Aventuras que ocurren en el Mundo Flotante o en la Montaña del Alma, protagonizadas por personajes que se llaman Garza Blanca, Barra de Peonías o Alondra Mañanera. Ibáñez tal vez no conozca la cultura china, para al menos domina los fundamentos básicos del taoísmo y el budismo. Sus historias son algo más que un punto de fuga de la realidad occidental. Como él mismo reconoce, ha buscado ese tono ritual, perceptible también en el teatro chino, en el que hay una mezcla de «lirismo, melancolía y un súbito sentido práctico de las cosas». Un 'realismo mágico' a la asiática ungida de frases lapidarias ('El camino se abre una vez nada más. Tómalo, no mires atrás. La vida sólo es para los valientes') o cuentos-metáforas, como esa barca que busca el paraíso en el Lago Sereno y acaba atascada en el cieno por un golpe inesperado de la fortuna.
Historias para leer y/o para escuchar dejando que su cardamomo de palabras endulce la lectura como endulza un buen té. Para ello, Ibáñez alterna historias de apenas veinte líneas con otras de veinte páginas, pero todas ellas cabalgan a lomos de un suave dominio del ritmo. Lo que más fascina y más ha tratado de reproducir el autor madrileño es la música de la prosa china, la forma en que se encadenan unas frases a otras. Hasta los escenas más violentas (seguimos viendo a China como un país cruel) parecen difuminarse y perder su dramatismo en esos puentes invisibles que unen lo real y lo fantástico de sus creencias, mitos y religiones.

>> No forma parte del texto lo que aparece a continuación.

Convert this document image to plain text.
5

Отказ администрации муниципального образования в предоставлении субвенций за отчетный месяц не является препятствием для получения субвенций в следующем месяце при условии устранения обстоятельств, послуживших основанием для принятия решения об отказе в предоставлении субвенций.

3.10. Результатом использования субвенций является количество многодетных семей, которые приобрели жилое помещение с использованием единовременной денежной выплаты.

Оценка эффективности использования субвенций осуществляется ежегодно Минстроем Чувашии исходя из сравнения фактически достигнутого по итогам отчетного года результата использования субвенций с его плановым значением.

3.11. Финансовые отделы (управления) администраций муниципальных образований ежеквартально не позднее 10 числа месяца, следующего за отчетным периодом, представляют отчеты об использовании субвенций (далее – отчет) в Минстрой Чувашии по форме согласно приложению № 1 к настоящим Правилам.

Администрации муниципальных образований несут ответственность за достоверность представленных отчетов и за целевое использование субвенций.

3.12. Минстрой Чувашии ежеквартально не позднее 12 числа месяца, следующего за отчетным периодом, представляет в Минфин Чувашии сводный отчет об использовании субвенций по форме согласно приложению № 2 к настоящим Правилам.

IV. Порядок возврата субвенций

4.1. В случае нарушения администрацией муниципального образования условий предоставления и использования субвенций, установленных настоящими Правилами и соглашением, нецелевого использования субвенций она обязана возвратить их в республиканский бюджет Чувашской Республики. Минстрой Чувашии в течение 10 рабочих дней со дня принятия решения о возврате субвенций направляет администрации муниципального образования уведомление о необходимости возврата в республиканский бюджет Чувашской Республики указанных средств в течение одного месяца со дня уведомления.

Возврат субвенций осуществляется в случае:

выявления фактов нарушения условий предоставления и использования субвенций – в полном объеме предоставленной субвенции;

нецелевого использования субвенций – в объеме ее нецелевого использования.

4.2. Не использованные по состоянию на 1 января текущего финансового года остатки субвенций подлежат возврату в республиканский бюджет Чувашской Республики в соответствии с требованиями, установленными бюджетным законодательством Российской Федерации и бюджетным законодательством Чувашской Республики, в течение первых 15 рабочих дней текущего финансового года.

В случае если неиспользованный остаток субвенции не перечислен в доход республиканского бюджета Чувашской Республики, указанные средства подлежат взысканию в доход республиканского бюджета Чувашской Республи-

'El perfume del cardamomo' abre la nueva colección de libros de bolsillo en ediciones muy cuidadas de Impedimenta. Es el primero de un autor español, al que acompañan en esta aventura editorial la revisión de clásicos como 'La abadesa de Castro', de Stendhal; 'La pulga de acero, de Nikolái Leskov; 'Noviembre, de Gustave Flaubert o 'Santuario', de Edith Wharton.
'El perfume del cardamomo', Andrés Ibáñez. Editorial Impedimenta. 152 pag. 16,95 euros.